By Paul Gable
Just a few more days remain until the first round of voting takes place in the 2017 Myrtle Beach city elections.
Mercifully, that means only a few days remain in this season of political speak which bears little to no resemblance to the truth.
We have heard Mayor John Rhodes and the two incumbent city councilmen running for re-election, Randal Wallace and Mike Lowder, tout how they passed the largest tax cut in the history of the state.
This is not true. They passed a one percent increase in the city sales tax, 80% of which pays the marketing budgets of the largest businesses in the tourism industry. As part of that legislation, the three incumbents and their cohorts on city council used most of the remaining 20% from that tax to give tax rebates on owner-occupied residences in the city, less than 25% of the total number of properties in the city.
The owners of the properties that benefit most from this tax rebate, those in the Dunes, Grande Dunes and Pine Lakes, are the same people who are the voting base and neighbors of at least five of the seven members of city council.

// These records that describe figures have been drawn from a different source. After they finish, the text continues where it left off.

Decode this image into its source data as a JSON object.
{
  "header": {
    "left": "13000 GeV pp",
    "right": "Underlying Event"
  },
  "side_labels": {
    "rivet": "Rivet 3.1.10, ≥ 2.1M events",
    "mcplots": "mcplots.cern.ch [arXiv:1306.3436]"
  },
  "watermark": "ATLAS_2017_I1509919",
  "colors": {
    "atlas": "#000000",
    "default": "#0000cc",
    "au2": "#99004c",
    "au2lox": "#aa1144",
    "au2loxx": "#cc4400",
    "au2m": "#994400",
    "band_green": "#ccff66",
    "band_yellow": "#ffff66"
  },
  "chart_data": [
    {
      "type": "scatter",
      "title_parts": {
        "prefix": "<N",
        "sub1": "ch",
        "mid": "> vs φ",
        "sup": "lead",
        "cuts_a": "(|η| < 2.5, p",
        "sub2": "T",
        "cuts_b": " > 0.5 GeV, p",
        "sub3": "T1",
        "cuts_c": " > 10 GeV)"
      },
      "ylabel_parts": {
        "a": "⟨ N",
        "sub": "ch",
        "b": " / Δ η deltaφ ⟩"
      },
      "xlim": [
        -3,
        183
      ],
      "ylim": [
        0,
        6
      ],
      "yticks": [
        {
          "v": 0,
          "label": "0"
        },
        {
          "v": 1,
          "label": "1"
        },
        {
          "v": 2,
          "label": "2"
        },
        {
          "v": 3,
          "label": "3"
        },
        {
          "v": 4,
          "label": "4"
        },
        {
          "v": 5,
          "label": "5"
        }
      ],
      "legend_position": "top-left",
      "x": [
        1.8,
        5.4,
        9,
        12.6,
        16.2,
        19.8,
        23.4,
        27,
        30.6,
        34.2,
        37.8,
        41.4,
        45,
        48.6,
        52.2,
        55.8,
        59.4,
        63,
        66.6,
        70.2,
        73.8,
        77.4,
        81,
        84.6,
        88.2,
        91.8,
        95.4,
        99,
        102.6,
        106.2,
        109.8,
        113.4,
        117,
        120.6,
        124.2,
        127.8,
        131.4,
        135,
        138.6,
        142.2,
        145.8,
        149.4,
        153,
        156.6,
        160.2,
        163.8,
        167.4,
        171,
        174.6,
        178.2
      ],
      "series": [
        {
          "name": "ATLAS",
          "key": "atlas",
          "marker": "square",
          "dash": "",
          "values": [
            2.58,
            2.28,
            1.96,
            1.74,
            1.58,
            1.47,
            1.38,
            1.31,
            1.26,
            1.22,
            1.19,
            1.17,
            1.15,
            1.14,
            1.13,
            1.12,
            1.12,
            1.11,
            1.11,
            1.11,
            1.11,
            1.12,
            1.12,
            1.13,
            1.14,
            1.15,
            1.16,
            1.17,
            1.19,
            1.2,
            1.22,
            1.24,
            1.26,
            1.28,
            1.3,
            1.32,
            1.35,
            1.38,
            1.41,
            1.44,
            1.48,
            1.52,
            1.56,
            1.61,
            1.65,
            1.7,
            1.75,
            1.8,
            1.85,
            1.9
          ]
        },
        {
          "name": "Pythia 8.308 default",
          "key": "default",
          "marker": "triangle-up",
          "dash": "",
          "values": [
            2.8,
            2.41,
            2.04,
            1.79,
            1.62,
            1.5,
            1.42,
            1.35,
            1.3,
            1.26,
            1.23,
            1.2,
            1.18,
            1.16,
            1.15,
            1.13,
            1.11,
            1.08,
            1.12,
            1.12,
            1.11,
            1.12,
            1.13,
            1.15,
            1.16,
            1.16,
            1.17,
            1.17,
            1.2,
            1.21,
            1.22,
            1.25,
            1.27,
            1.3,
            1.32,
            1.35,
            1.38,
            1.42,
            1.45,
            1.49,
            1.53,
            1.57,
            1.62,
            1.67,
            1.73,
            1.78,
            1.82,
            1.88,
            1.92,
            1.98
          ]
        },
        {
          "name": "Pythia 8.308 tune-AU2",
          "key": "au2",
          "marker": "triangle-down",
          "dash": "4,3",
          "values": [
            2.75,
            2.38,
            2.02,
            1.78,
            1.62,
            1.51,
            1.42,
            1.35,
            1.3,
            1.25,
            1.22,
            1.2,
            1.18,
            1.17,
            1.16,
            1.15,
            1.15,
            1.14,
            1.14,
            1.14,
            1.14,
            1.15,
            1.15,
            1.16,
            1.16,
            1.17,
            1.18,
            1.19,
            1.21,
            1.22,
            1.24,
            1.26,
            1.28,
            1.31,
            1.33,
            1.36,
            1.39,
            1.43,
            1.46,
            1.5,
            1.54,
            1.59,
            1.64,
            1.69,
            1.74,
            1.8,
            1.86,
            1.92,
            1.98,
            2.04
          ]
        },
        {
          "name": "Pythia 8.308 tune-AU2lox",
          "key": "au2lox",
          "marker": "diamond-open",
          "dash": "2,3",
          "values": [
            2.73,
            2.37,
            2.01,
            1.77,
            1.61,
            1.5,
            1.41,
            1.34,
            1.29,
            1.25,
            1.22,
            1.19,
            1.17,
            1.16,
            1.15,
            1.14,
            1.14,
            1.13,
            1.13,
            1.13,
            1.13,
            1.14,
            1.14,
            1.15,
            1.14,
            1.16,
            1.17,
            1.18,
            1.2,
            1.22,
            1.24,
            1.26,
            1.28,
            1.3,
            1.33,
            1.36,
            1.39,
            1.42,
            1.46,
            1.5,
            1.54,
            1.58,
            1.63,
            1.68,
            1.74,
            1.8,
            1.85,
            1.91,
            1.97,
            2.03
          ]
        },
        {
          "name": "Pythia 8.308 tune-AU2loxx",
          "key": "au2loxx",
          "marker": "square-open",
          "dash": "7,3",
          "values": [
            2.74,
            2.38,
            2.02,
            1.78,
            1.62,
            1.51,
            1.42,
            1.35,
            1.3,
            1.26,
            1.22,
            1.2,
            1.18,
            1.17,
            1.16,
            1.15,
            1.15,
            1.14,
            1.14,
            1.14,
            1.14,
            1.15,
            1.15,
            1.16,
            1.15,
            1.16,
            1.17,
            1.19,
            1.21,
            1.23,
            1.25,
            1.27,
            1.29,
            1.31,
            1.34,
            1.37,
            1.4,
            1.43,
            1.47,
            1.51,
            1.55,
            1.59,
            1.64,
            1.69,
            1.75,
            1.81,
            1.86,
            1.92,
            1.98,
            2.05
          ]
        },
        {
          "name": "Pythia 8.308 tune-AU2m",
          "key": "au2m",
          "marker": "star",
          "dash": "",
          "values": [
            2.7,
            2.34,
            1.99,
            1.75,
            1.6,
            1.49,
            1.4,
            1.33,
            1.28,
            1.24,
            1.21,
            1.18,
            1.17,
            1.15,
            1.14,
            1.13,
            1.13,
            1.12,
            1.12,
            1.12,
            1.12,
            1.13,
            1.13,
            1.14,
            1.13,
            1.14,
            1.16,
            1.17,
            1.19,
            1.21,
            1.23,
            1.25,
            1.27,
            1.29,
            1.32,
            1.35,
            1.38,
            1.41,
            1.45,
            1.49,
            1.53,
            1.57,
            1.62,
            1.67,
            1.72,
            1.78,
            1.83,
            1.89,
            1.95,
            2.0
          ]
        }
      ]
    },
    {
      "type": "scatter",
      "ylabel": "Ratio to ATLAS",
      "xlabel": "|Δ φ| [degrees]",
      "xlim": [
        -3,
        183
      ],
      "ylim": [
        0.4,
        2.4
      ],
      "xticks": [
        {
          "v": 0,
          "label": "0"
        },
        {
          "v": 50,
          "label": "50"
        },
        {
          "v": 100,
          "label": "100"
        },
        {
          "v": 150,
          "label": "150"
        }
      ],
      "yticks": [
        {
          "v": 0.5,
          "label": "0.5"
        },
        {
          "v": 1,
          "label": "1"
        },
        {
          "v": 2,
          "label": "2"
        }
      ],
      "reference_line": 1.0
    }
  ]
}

To sum it up, city council passed an increase in sales tax that is used to reduce the operating expenses of the largest businesses in the tourism industry and to reduce the amount of property tax paid by their neighbors and supporters.
And that sales tax increase is working, at least in the sense that it keeps getting the incumbents who voted for it re-elected.
Combine this manipulation of the tax story with the land grab taking place around the Superblock in downtown Myrtle Beach, for purposes unknown, and you have two good reasons for changing the direction of the city.
The explanation back near the beginning of the year that the city was buying up properties in the Superblock area to build a new library and children’s museum was just a cover story created quickly when it became known that the city was the mysterious purchaser of these properties.
During the few debates he attended, Rhodes said the library and children’s museum is “just an option” that was thrown out there. “It is not etched in stone.” Buying the properties was just the first step in spurring new development in the downtown and the city is looking for a public-private partnership to develop these properties.
The truth remains hidden about what the real plan is for downtown Myrtle Beach, but, I predict it will not be for the general welfare of the citizens.
Rhodes said the city talked to the property owners in the Superblock area and they were not interested in upgrading their properties so buying the properties was the city’s answer. What his answer didn’t include was the reason city council authorized the use of eminent domain to acquire businesses that are thriving in the area. First step is “we have to take the buildings down,” according to Rhodes.
The second and succeeding steps remain a mystery to all but the very few who know, but refuse to tell, who will benefit from the use of public tax dollars in this area.
To divert attention from the self-serving and secret moves of the incumbents, we have been treated to childish videos attempting to ridicule mayoral candidates Ed Carey and Mark McBride and a mailer from a non-existent “South Carolina Industry Project” touting the accomplishments of the incumbents.
If they can ultimately be traced, a number of politicos in the area suspect the source of all three of those childish diversions will fall at the feet of Rhodes and the consultant he hired to run his campaign.
Political speak does not have to be truthful. By its very definition, it virtually can’t be. In the state of South Carolina, it is supposed to include the name and address of the individual or entity making it, but that is becoming less and less the case every election season.
Over the past 36 years or so, election campaigns and political speak have gotten further and further from the truth about what is really happening in government.
A general rule should be, those who speak it the loudest probably should not be elected.
A lead article in a local media outlet today says, “A troubled scene of drugs, homelessness, prostitution in the heart of Myrtle Beach.”
That, unfortunately, is the truth with the addition of the increasing amount of gun violence in the city.
That’s why the incumbents should not be re-elected.